You may wonder, why did I use [4, 5, 6, 7, 10] as the sublengths in the last call to fill above, and not [3, 4, 5, 6, 7, 10]? This is because I am interested only in fillings that are increasingly ordered and that begin with 4. This rules out any fillings that include 3.
Finally, to get the fillings in group III, prepend 5 to all the fillings for 15 - 5 = 10, using sublengths [5, 6, 7, 10]:
In [5]: fill(15 - 5, [5, 6, 7, 10])
Out[5]:
[[5, 5],
[10]]
If you are so inclined you can repeat the same sort of analysis for each of the subgroups.

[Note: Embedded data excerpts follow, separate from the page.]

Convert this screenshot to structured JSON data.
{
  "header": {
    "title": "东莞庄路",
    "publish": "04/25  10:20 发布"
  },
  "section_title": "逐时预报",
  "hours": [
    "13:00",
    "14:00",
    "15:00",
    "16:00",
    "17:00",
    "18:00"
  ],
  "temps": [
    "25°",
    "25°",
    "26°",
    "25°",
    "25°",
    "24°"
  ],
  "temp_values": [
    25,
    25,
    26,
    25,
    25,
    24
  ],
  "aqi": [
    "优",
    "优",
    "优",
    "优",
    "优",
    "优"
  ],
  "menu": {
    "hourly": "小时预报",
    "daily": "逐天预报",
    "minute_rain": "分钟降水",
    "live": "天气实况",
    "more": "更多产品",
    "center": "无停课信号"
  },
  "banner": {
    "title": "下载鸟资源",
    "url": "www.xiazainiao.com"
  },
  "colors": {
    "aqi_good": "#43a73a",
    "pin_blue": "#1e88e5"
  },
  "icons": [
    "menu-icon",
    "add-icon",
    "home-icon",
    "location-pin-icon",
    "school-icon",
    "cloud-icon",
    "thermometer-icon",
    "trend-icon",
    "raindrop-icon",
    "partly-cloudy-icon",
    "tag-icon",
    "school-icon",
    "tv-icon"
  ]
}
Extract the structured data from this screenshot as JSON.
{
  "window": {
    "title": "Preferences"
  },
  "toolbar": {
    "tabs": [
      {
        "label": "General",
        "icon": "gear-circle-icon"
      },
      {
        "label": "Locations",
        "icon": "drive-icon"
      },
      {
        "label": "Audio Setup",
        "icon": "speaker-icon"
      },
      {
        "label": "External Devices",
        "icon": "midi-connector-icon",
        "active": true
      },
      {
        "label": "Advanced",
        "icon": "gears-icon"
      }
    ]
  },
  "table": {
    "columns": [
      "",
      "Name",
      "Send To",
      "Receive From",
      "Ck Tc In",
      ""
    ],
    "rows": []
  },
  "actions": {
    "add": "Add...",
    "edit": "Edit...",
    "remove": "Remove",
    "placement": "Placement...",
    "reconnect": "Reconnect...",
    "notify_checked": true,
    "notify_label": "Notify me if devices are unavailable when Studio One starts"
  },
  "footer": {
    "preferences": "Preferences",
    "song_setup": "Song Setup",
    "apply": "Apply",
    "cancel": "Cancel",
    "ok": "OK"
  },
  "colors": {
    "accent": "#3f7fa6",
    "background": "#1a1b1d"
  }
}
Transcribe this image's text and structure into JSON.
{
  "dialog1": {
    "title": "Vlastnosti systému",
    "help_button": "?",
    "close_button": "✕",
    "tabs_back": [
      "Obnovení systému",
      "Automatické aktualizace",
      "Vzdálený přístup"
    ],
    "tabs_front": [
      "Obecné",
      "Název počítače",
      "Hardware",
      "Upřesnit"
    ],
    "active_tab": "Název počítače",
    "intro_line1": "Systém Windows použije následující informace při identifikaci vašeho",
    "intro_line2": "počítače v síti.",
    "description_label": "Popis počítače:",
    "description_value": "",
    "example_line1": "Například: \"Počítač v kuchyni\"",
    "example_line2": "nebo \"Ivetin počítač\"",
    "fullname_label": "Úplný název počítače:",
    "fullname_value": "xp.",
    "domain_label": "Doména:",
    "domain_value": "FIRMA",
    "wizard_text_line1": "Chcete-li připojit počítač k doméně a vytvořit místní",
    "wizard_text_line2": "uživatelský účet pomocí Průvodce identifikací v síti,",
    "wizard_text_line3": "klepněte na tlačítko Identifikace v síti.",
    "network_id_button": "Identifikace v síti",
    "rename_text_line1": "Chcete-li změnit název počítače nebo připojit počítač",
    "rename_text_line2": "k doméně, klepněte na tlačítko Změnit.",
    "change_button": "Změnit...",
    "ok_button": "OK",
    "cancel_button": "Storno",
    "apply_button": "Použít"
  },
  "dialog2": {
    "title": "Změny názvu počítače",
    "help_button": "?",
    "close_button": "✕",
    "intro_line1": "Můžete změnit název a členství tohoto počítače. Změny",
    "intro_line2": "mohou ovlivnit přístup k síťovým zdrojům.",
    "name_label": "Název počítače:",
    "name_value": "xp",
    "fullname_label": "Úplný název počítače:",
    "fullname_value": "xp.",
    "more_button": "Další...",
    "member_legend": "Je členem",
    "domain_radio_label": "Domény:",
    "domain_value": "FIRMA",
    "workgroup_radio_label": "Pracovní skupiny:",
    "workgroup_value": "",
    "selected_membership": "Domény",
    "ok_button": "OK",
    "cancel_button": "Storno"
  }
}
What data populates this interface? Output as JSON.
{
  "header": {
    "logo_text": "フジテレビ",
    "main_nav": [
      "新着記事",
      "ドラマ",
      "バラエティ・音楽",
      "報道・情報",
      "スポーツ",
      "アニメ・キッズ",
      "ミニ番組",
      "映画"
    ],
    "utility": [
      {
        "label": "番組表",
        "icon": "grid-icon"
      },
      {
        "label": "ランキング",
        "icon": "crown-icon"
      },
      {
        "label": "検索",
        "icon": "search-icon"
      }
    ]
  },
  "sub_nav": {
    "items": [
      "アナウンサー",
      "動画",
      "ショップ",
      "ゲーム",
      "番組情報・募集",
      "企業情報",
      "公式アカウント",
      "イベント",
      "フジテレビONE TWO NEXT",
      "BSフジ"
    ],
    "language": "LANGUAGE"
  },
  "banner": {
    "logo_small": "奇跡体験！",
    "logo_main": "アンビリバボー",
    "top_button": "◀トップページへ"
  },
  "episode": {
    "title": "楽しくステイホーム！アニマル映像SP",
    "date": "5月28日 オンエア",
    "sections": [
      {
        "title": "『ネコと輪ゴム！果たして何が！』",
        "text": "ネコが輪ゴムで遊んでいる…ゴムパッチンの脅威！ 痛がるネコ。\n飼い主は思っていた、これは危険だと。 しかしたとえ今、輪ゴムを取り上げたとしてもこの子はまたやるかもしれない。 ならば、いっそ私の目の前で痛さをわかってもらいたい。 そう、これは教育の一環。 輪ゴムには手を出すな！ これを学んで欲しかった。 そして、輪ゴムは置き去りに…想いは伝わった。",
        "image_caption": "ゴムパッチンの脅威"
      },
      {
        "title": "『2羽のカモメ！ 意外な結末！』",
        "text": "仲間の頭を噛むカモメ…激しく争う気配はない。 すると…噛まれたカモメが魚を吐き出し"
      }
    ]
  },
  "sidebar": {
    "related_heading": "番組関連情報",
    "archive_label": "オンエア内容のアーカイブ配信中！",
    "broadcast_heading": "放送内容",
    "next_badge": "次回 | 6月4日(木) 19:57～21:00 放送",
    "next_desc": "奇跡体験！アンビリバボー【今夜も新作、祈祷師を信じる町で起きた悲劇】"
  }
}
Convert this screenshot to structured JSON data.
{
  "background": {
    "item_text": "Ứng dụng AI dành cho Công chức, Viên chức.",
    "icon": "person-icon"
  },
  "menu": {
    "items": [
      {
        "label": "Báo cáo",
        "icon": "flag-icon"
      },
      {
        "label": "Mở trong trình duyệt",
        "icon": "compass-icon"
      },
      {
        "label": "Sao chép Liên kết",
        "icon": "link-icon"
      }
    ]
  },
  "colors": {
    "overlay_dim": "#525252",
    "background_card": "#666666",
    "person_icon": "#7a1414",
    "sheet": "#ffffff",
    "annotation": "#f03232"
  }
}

For example, you can group the fillings generated by fill(15 - 3, [3, 4, 5, 6, 7, 10]) according to their first element; you'd get 4 groups:
[3, 3, 3, 3]
[3, 3, 6]
[3, 4, 5]
[4, 4, 4]
[5, 7]
[6, 6]
These groups are obtained by prepending 3, 4, 5, or 6, respectively, to the fillings produced by
fill((15 - 3) - 3, [3, 4, 5, 6, 7, 10])
fill((15 - 3) - 4, [ 4, 5, 6, 7, 10])
fill((15 - 3) - 5, [ 5, 6, 7, 10])
fill((15 - 3) - 6, [ 6, 7, 10])
The analysis above just does "by hand" exactly what the fill function does.
One important thing to note is that, with every recursive call, the problem becomes simpler.
For example, in the process of generating filling [3, 5, 7] the following calls to fill got executed:
fill(15, [3, 4, 5, 6, 7, 10]) = fill(15, [3, 4, 5, 6, 7, 10])
fill(15 - 3, [3, 4, 5, 6, 7, 10]) = fill(12, [3, 4, 5, 6, 7, 10])
fill(15 - 3 - 5, [ 5, 6, 7, 10]) = fill( 7, [ 5, 6, 7, 10])
Note in particular the last one, fill(7, [5, 6, 7, 10]). One can spot its solution by inspection: only one filling of 7 is possible from sublengths [5, 6, 7, 10]. The recursion always ends with the solutions of these trivial cases. The ultimate solutions get assembled from these trivial ones.